BBC Türkçe'nin aktardığına göre, Mark Almond imzalı ve "Küçük farkla gelen zafer cumhurbaşkanının kulağını çekmiş olabilir ama bu onun yönetim tarzını etkilemeyecek" başlıkla analizde ise Erdoğan'ın otoriter bir siyasetçi olduğu aktarıldı:

"Erdoğan bir zamanlar İslam, demokrasi ve refahın mutlu bir şekilde bir arada var olabileceğini uman Batılıların poster çocuğuydu. Ama 15 yıl boyunca iktidarda kalması otoriterliğini ve paşavari kaprislerini besledi.

"Ekonomiye istikrar getirdiği ve Türkiye'nin Kürtler gibi azınlıklara yönelik resmi tutumunu değiştirdiği için onu destekleyen milyonlarca Türk ekonominin bozulması ve Erdoğan'ın 2016'daki darbe girişiminin ardından yalnızca darbecileri değil muhalifleri de yargılaması nedeniyle kendini aldatılmış hissediyor.

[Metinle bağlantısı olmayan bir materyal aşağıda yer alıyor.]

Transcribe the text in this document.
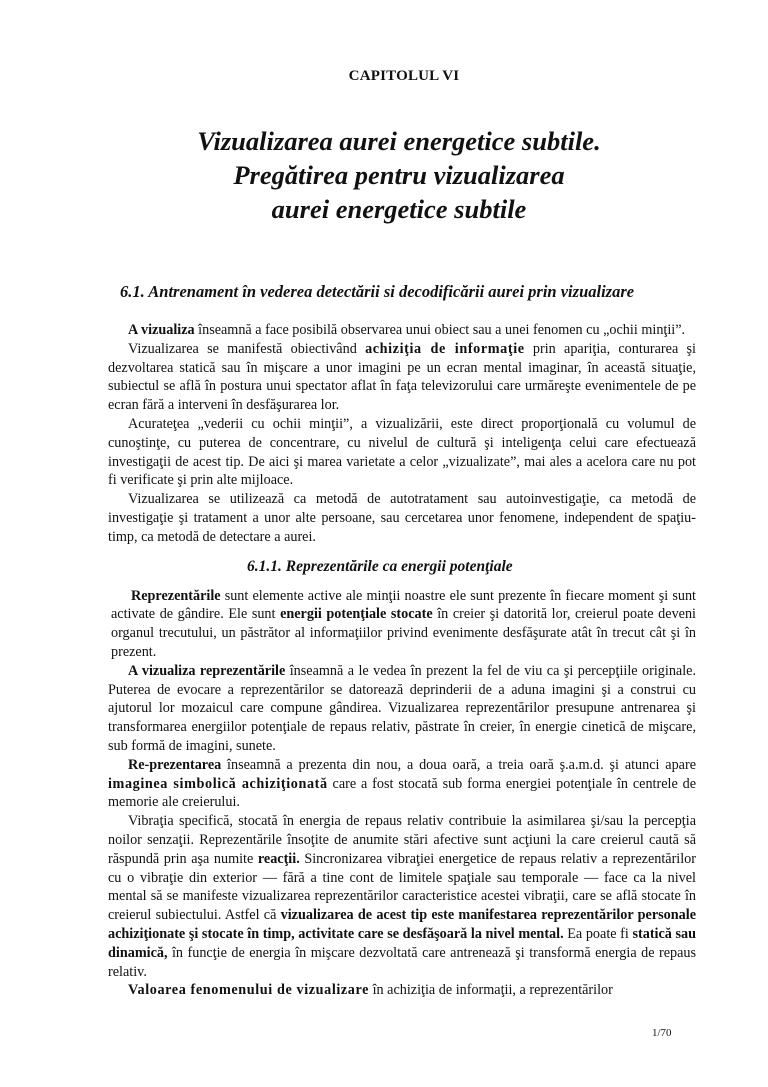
CAPITOLUL VI
Vizualizarea aurei energetice subtile.
Pregătirea pentru vizualizarea
aurei energetice subtile
6.1. Antrenament în vederea detectării si decodificării aurei prin vizualizare

A vizualiza înseamnă a face posibilă observarea unui obiect sau a unei fenomen cu „ochii minţii”.

Vizualizarea se manifestă obiectivând achiziţia de informaţie prin apariţia, conturarea şi dezvoltarea statică sau în mişcare a unor imagini pe un ecran mental imaginar, în această situaţie, subiectul se află în postura unui spectator aflat în faţa televizorului care urmăreşte evenimentele de pe ecran fără a interveni în desfăşurarea lor.

Acurateţea „vederii cu ochii minţii”, a vizualizării, este direct proporţională cu volumul de cunoştinţe, cu puterea de concentrare, cu nivelul de cultură şi inteligenţa celui care efectuează investigaţii de acest tip. De aici şi marea varietate a celor „vizualizate”, mai ales a acelora care nu pot fi verificate şi prin alte mijloace.

Vizualizarea se utilizează ca metodă de autotratament sau autoinvestigaţie, ca metodă de investigaţie şi tratament a unor alte persoane, sau cercetarea unor fenomene, independent de spaţiu-timp, ca metodă de detectare a aurei.

6.1.1. Reprezentările ca energii potenţiale

Reprezentările sunt elemente active ale minţii noastre ele sunt prezente în fiecare moment şi sunt activate de gândire. Ele sunt energii potenţiale stocate în creier şi datorită lor, creierul poate deveni organul trecutului, un păstrător al informaţiilor privind evenimente desfăşurate atât în trecut cât şi în prezent.

A vizualiza reprezentările înseamnă a le vedea în prezent la fel de viu ca şi percepţiile originale. Puterea de evocare a reprezentărilor se datorează deprinderii de a aduna imagini şi a construi cu ajutorul lor mozaicul care compune gândirea. Vizualizarea reprezentărilor presupune antrenarea şi transformarea energiilor potenţiale de repaus relativ, păstrate în creier, în energie cinetică de mişcare, sub formă de imagini, sunete.

Re-prezentarea înseamnă a prezenta din nou, a doua oară, a treia oară ş.a.m.d. şi atunci apare imaginea simbolică achiziţionată care a fost stocată sub forma energiei potenţiale în centrele de memorie ale creierului.

Vibraţia specifică, stocată în energia de repaus relativ contribuie la asimilarea şi/sau la percepţia noilor senzaţii. Reprezentările însoţite de anumite stări afective sunt acţiuni la care creierul caută să răspundă prin aşa numite reacţii. Sincronizarea vibraţiei energetice de repaus relativ a reprezentărilor cu o vibraţie din exterior — fără a tine cont de limitele spaţiale sau temporale — face ca la nivel mental să se manifeste vizualizarea reprezentărilor caracteristice acestei vibraţii, care se află stocate în creierul subiectului. Astfel că vizualizarea de acest tip este manifestarea reprezentărilor personale achiziţionate şi stocate în timp, activitate care se desfăşoară la nivel mental. Ea poate fi statică sau dinamică, în funcţie de energia în mişcare dezvoltată care antrenează şi transformă energia de repaus relativ.

Valoarea fenomenului de vizualizare în achiziţia de informaţii, a reprezentărilor

1/70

"Erdoğan Türkiye'nin daha güçlü bir başkanlığa ihtiyacı olduğunu söylese de kendisi güçlendikçe ülkenin ekonomisi ve NATO ortakları ile ilişkisi zarar gördü.

"Erdoğan krizlerden beslendi. Fakat ekonominin durumu kötüleşirse parlamenterler Erdoğan'a karşı koymak için cesaret bulabilir.

‘BATILILAR MEMNUN OLACAKTIR’

"Erdoğan cömert bir sultan gibi, kendisinin yetkilerini artırırken görevdeki cumhurbaşkanını yargıya götürerek görevden alma yetkisini de Meclis'e verdi. Bunu yaparken partisinin Meclis'i domine edeceğini düşünüyordu ama sonuç beklediği gibi çıkmadı.

"Ailesi etrafında yolsuzluk ve kendisi hakkında da görevi kötüye kullanma suçlamaları varken Erdoğan'ın zaferi, kendi gücünü artıran anayasa değişikliğinin bu yönü sayesinde geri çevrilebilir.

"Batılılar muhtemelen Erdoğan'ın bir işe yaramayan zaferinden memnun olacaktır ama muhalifleri ABD ve AB'nin onu bu kadar süre desteklemesinden mutsuz.

"İronik bir şekilde Erdoğan NATO'dan uzaklaşarak Rusya ve İran'a yakınlaştı. Muhalifleri de Türkiye'nin NATO'nun Esad karşıtı tutumundan uzaklaşması gerektiğini savunuyor.

"Maalesef Türkler ülkelerinde derin bir şekilde bölünmüş durumda ve oy verdikleri politikacıları birleştiren tek şey Türkiye'nin geleneksel Batılı ortaklarıyla ilişkisine dair duydukları hayal kırıklığı."